Accelerating Visual-Policy Learning through Parallel Differentiable Simulation
This work addresses the bottleneck of slow training in visual reinforcement learning for robotics and control tasks, offering an incremental improvement through efficient integration with differentiable simulation.
The paper tackles the problem of computationally expensive visual policy learning by proposing an algorithm that decouples rendering from the computation graph, reducing overhead and stabilizing optimization. The result is a method that significantly reduces training time and outperforms baselines, achieving a 4× improvement in final return on humanoid locomotion and learning a running policy in 4 hours on a single GPU.
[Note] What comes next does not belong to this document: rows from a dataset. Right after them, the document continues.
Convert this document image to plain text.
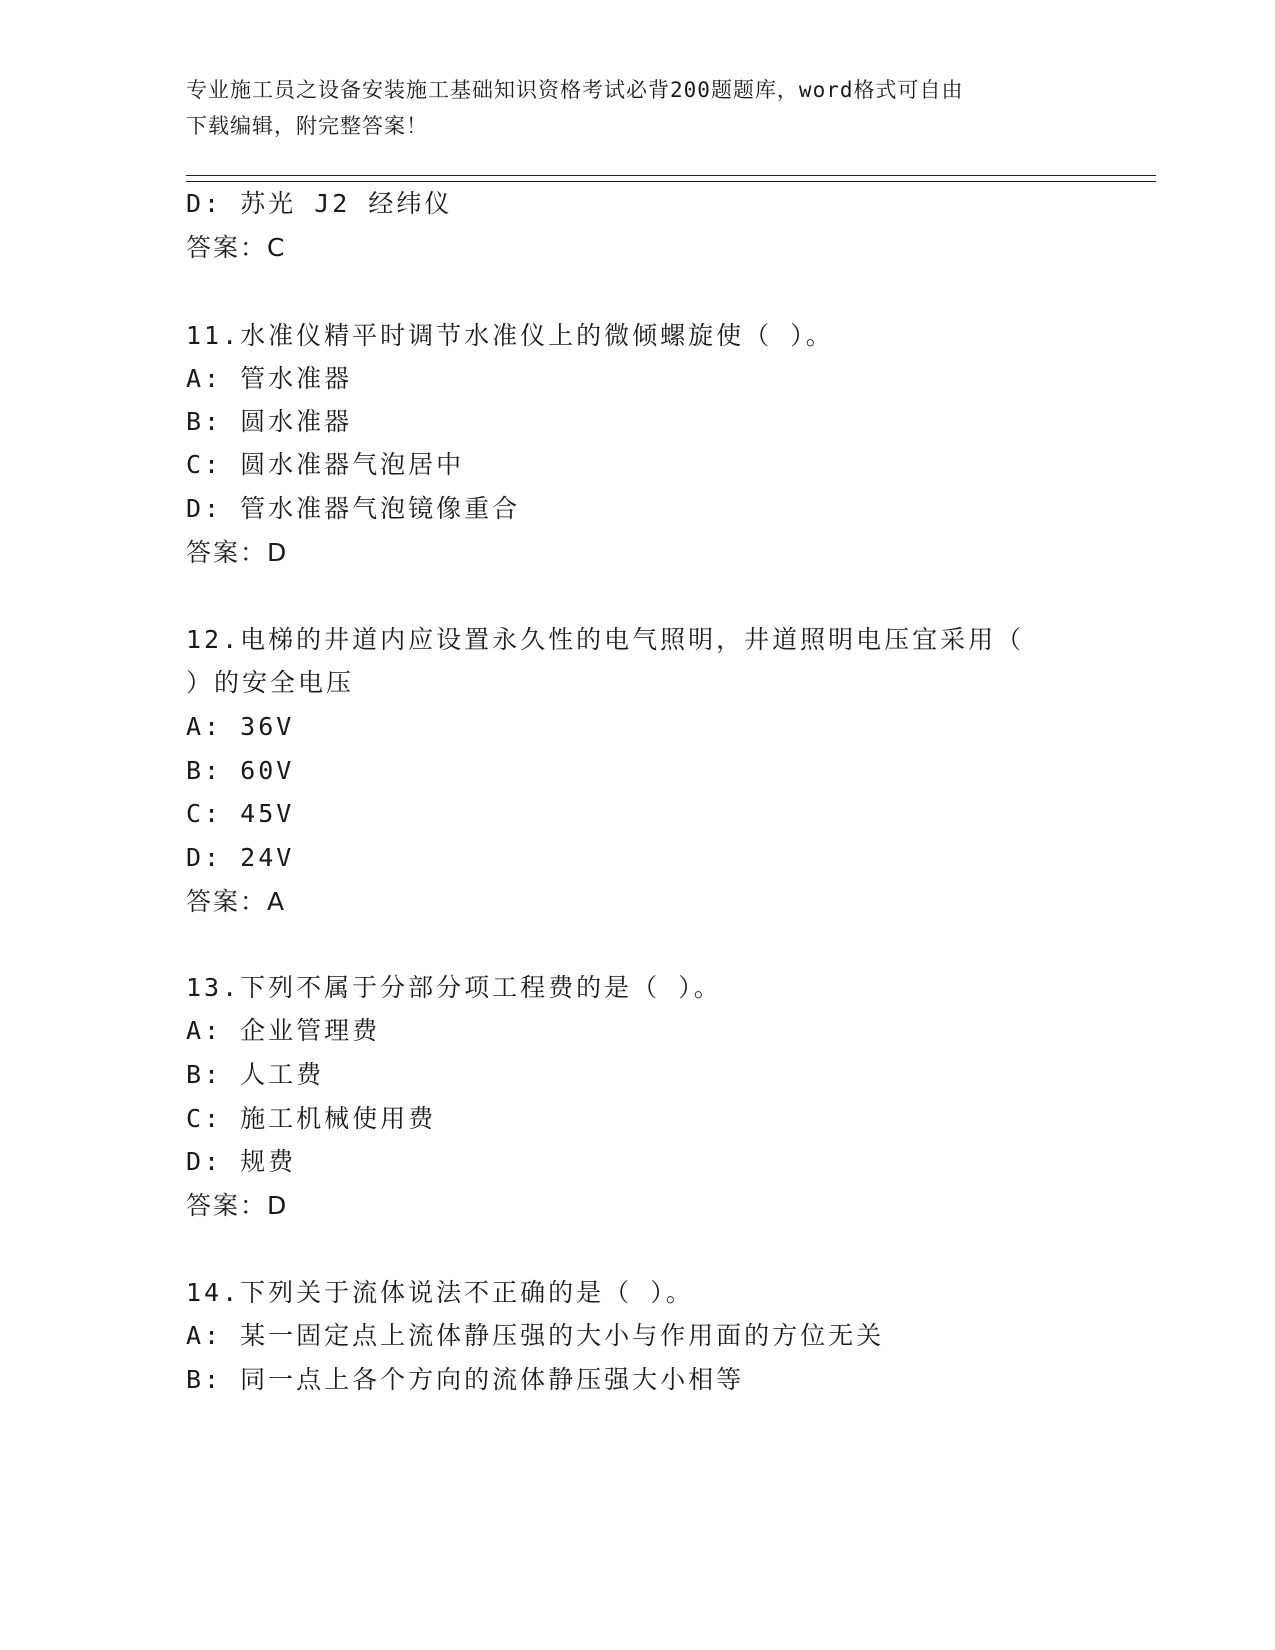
专业施工员之设备安装施工基础知识资格考试必背200题题库，word格式可自由
下载编辑，附完整答案！
D: 苏光 J2 经纬仪
答案：C
11.水准仪精平时调节水准仪上的微倾螺旋使（ ）。
A: 管水准器
B: 圆水准器
C: 圆水准器气泡居中
D: 管水准器气泡镜像重合
答案：D
12.电梯的井道内应设置永久性的电气照明，井道照明电压宜采用（
）的安全电压
A: 36V
B: 60V
C: 45V
D: 24V
答案：A
13.下列不属于分部分项工程费的是（ ）。
A: 企业管理费
B: 人工费
C: 施工机械使用费
D: 规费
答案：D
14.下列关于流体说法不正确的是（ ）。
A: 某一固定点上流体静压强的大小与作用面的方位无关
B: 同一点上各个方向的流体静压强大小相等
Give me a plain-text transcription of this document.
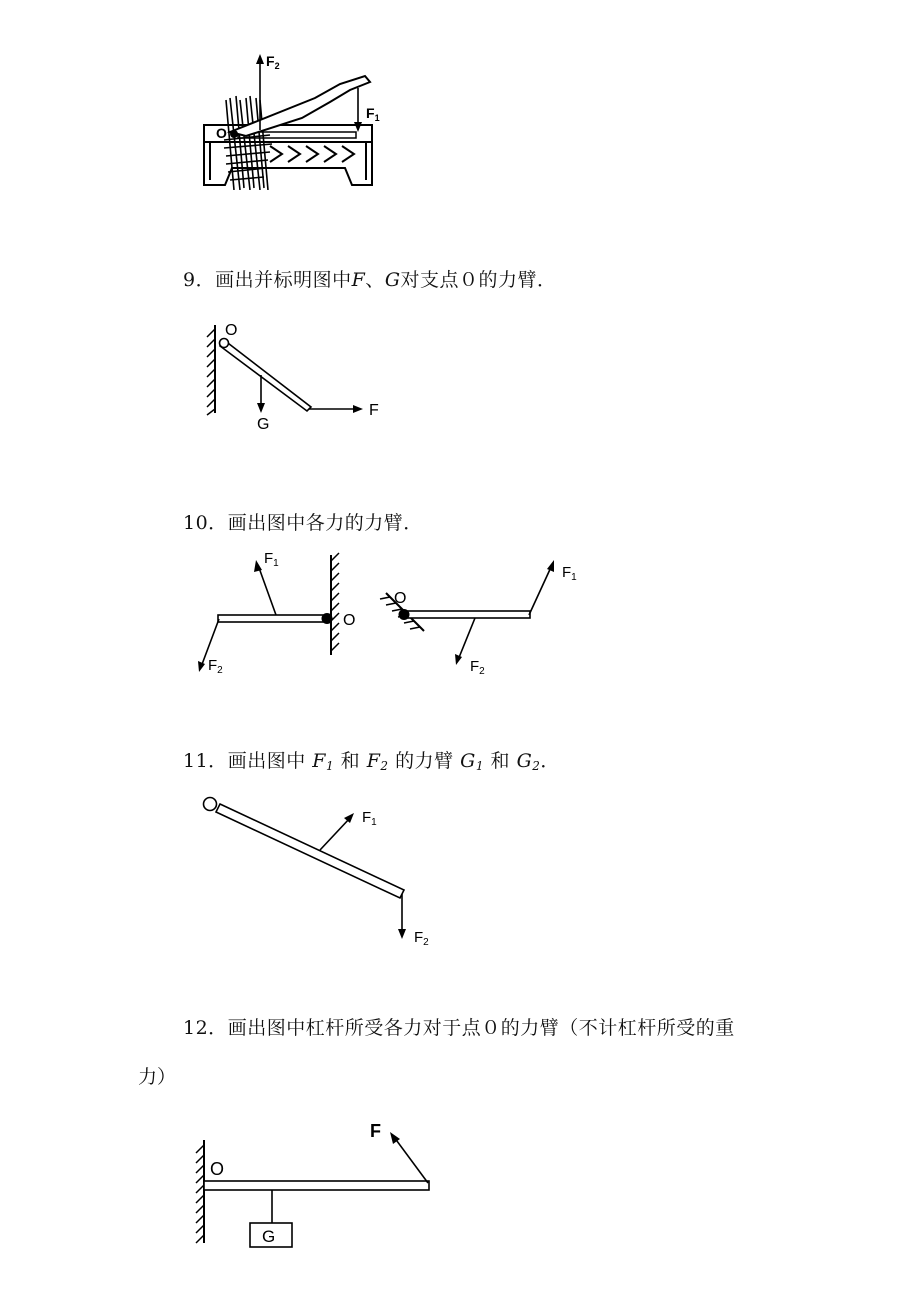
$F_2$
$F_1$
O
9．画出并标明图中F、G对支点０的力臂．
O
G
F
10．画出图中各力的力臂．
O
$F_1$
$F_2$
O
$F_1$
$F_2$
11．画出图中 $F_1$ 和 $F_2$ 的力臂 $G_1$ 和 $G_2$．
$F_1$
$F_2$
12．画出图中杠杆所受各力对于点０的力臂（不计杠杆所受的重
力）
O
F
G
In this work, we propose a computationally efficient algorithm for visual policy learning that leverages differentiable simulation and first-order analytical policy gradients. Our approach decouple the rendering process from the computation graph, enabling seamless integration with existing differentiable simulation ecosystems without the need for specialized differentiable rendering software. This decoupling not only reduces computational and memory overhead but also effectively attenuates the policy gradient norm, leading to more stable and smoother optimization. We evaluate our method on standard visual control benchmarks using modern GPU-accelerated simulation. Experiments show that our approach significantly reduces wall-clock training time and consistently outperforms all baseline methods in terms of final returns. Notably, on complex tasks such as humanoid locomotion, our method achieves a $4\times$ improvement in final return, and successfully learns a humanoid running policy within 4 hours on a single GPU.